FACT: Government fees and taxes, which are mostly development charges, contribute to approximately 30% of the cost of a new home.
FICTION: “Only developers pay development charges.”
FACT: Development charges are costs passed on to potential homebuyers, often adding hundreds of thousands of dollars to the final cost of a new home, contributing materially to the rising cost of housing across the province.
FICTION: “Everyone in the community benefits from development charges.”
FACT: Development charges often go towards infrastructure that new homeowners who pay for them do not benefit from. (For example, a new park on the other side of town or maintenance of an existing cemetery.)
FICTION: “The development charge rate for a single unit never exceeds $100,000.”
FACT: In some municipalities, development charges exceed $200,000 per unit.
FICTION: “Municipalities need to continually raise development charges to be able to afford infrastructure development.”
FACT: Municipalities have billions of dollars in development charge reserves that go unspent year to-year.

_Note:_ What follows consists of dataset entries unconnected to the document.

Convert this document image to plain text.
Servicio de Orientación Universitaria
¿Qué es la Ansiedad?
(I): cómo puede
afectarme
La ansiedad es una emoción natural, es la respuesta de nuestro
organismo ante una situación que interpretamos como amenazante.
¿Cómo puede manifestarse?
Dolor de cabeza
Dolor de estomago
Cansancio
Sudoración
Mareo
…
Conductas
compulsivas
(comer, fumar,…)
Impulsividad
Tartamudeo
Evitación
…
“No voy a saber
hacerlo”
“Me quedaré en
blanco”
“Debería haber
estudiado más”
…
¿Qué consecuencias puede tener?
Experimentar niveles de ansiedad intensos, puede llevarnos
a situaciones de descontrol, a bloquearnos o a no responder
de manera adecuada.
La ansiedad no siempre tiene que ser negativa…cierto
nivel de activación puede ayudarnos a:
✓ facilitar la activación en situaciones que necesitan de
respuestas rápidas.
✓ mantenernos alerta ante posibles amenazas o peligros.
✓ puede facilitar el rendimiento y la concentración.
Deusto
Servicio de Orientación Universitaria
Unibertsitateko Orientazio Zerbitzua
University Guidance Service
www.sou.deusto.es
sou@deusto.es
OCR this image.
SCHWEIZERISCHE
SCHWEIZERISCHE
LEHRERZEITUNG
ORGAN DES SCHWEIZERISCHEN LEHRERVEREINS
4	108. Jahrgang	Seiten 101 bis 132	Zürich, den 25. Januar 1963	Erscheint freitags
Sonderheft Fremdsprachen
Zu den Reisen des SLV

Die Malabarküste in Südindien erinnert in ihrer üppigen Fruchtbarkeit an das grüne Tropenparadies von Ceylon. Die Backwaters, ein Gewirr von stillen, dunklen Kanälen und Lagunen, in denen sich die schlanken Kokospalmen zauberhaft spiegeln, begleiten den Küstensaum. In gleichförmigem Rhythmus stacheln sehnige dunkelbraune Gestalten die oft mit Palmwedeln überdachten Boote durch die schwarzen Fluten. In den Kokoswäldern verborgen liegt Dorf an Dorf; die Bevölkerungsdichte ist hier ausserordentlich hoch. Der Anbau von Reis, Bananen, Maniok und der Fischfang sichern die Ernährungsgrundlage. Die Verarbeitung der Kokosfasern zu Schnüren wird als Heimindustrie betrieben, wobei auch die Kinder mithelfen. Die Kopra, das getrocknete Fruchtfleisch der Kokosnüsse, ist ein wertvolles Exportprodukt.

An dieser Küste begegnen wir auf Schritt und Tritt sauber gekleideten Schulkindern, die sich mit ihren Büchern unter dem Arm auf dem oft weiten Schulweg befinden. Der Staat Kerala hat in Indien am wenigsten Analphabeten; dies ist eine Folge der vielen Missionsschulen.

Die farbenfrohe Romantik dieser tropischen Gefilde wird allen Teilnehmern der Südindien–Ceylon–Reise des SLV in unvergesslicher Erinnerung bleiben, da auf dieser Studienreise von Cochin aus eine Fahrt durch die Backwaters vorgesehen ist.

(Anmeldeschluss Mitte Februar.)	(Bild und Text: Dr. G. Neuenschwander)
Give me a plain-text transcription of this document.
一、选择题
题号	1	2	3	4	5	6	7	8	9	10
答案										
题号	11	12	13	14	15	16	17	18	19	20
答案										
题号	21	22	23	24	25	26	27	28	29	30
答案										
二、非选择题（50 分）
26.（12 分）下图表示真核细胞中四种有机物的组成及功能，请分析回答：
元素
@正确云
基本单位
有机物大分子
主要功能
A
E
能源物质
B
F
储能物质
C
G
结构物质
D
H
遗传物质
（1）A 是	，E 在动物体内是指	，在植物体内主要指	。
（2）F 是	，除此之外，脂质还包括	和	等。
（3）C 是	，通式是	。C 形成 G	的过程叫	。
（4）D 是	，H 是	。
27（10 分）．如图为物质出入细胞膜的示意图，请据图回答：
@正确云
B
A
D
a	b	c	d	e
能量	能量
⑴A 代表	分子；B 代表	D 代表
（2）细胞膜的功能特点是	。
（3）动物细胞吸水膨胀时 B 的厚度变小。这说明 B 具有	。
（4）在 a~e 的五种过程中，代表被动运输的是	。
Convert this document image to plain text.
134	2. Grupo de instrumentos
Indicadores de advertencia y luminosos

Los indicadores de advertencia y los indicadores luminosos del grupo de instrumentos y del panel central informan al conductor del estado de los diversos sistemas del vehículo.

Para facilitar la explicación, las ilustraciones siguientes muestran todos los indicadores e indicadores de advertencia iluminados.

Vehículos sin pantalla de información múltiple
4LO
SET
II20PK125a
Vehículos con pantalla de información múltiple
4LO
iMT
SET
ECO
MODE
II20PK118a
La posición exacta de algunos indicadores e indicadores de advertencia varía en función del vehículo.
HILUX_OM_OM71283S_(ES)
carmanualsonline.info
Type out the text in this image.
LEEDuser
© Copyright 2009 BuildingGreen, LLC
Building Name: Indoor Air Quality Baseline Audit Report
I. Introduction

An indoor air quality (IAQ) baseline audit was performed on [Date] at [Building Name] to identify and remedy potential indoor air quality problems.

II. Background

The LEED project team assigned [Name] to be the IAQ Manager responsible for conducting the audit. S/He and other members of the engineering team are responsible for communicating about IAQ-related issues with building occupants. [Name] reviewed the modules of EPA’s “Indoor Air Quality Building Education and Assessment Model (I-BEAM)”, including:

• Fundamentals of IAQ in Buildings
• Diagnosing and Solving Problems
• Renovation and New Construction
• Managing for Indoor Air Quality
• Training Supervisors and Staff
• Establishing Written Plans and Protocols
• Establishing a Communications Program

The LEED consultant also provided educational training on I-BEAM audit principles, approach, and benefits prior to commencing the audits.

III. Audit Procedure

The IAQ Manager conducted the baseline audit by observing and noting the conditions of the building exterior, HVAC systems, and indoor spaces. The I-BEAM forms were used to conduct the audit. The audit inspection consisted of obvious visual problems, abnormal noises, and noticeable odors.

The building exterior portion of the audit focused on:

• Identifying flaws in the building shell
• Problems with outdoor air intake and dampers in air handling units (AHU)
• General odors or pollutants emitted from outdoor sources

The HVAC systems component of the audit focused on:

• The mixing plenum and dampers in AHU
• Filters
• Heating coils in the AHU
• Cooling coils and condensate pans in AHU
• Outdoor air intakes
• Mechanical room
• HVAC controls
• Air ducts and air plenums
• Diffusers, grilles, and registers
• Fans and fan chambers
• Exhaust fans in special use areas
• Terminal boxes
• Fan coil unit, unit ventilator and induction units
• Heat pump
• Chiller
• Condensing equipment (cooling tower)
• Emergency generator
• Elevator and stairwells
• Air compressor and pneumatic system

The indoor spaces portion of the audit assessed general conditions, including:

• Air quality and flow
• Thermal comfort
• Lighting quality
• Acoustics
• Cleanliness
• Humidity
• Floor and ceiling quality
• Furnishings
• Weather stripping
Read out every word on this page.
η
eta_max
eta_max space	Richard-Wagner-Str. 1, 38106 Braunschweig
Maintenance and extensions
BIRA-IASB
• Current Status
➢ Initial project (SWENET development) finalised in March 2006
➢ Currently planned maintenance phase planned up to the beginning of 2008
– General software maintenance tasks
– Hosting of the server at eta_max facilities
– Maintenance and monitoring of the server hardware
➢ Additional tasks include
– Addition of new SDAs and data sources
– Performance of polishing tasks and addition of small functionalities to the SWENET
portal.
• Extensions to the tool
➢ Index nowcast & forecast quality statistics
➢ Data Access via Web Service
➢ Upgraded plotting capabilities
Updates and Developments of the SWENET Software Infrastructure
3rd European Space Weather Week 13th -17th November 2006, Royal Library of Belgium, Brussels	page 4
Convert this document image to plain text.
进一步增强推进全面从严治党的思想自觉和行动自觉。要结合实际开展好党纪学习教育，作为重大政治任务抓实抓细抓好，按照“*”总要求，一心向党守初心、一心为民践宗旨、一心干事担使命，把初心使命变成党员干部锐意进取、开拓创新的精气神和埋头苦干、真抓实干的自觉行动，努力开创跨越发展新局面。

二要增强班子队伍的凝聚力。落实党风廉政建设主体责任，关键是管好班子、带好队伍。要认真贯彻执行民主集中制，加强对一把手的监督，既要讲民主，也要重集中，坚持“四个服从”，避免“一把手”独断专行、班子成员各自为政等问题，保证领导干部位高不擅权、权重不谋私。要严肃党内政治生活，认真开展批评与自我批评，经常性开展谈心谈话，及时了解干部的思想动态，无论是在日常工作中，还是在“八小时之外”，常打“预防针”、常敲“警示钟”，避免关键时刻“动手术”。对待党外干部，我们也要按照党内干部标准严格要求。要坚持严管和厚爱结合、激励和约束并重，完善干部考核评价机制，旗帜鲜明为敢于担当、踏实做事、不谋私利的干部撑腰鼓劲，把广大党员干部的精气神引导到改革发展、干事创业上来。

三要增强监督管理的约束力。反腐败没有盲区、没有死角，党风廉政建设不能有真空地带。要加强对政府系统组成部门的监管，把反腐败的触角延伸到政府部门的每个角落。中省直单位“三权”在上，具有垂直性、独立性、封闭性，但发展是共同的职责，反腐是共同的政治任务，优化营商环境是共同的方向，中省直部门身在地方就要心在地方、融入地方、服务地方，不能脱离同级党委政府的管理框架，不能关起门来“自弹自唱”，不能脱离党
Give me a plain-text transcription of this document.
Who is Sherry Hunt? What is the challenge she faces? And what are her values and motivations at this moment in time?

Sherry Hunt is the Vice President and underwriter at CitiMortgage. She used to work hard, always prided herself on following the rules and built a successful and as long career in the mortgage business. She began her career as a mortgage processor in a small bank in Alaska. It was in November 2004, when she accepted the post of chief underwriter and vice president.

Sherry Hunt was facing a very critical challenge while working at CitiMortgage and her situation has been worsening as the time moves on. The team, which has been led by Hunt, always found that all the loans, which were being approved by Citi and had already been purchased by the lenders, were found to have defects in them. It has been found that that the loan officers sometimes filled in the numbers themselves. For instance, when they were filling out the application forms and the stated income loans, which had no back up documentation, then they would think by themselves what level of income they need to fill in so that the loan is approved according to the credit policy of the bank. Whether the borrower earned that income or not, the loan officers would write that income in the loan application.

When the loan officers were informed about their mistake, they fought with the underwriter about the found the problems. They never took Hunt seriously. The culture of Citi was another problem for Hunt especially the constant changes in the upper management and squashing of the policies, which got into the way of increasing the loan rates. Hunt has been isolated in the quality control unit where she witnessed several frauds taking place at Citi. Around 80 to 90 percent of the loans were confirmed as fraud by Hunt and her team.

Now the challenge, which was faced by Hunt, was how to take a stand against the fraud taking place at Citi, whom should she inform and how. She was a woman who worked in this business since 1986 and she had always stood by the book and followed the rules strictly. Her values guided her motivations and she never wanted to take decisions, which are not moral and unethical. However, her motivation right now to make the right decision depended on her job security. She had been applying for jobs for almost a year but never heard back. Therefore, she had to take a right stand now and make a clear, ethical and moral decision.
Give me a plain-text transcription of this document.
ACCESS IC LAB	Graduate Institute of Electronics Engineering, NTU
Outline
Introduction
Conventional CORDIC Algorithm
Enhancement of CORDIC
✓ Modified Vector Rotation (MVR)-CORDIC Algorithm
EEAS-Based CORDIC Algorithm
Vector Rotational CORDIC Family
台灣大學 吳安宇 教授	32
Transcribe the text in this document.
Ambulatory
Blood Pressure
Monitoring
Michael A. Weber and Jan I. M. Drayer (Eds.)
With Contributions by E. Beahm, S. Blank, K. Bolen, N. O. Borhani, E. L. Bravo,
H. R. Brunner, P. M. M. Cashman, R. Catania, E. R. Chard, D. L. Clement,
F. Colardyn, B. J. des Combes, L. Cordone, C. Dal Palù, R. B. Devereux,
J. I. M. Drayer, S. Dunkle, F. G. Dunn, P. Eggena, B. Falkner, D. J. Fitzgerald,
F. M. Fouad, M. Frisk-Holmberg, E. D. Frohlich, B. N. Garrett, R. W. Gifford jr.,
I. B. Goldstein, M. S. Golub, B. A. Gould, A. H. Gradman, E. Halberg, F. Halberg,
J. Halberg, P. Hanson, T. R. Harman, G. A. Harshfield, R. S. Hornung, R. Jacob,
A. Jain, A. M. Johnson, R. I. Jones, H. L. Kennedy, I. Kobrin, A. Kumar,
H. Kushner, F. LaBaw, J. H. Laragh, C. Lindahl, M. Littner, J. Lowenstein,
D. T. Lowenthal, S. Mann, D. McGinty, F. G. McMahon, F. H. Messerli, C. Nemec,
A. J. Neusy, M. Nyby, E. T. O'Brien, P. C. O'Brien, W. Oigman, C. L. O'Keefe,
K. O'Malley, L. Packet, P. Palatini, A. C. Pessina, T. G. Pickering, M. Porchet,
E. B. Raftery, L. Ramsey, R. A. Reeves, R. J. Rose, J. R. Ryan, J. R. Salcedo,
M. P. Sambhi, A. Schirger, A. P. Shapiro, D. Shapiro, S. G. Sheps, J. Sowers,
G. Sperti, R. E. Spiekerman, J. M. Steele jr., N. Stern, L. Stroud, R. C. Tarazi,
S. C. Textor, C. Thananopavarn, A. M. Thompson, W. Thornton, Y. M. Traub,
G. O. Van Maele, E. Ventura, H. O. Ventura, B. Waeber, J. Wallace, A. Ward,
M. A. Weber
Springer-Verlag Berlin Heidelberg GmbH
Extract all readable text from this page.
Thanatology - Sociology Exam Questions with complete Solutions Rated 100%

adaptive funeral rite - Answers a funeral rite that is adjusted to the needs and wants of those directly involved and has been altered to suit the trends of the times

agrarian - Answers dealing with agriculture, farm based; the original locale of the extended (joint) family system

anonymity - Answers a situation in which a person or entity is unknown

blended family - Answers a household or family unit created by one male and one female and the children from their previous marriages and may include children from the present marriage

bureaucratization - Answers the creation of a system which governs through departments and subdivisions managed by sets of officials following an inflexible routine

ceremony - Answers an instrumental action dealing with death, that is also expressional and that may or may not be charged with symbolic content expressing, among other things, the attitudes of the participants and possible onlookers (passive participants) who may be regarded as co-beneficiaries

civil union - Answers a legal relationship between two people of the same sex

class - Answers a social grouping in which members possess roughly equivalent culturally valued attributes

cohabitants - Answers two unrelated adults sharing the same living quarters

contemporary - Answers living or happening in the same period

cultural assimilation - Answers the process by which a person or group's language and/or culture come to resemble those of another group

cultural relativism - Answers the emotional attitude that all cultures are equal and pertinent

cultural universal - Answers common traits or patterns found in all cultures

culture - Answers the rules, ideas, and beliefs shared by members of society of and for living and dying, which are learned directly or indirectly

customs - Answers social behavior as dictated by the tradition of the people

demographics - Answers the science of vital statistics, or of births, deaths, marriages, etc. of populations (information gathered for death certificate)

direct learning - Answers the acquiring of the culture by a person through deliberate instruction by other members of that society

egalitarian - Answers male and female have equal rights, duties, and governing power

Moreover, they can fund infrastructure and acquire land without relying on development charges.
FICTION: “Municipal governments have not raised development charges during the provincial housing crisis.”
FACT: Development charges have gone up an average of $42,000 for low-rise developments and $32,000 per unit for high-rise developments since 2022 alone!
FICTION: “Municipal governments ensure development charge increases are reasonable.”
FACT: Development charges increased an average of 327% in the Greater Toronto Area since 2009, when the Great Recession upended the global housing market.
FICTION: “Development charges and their use is strictly regulated.”
FACT: Instead of spending development charges, municipalities can simply allocate them toward future projects, according to the Development Charges Act. Municipalities regularly do this, allowing them to keep billions in reserves. Moreover, municipalities have no limits when it comes to raising development charges annually and have the discretion to value their own assets (i.e., land) used as the basis for calculating development charges.
FICTION: “Municipalities are incentivized to use land efficiently.”
FACT: Municipalities inflate land value to collect more development charges. Land value inflation has resulted in $3.5 billion to $7 billion in development charges over collection, directly affecting the cost of housing.
FICTION: “Developers are against all development charges.”
FACT: Developers are against the unpredictability of development charges and development charges being used to inflate land value in municipalities.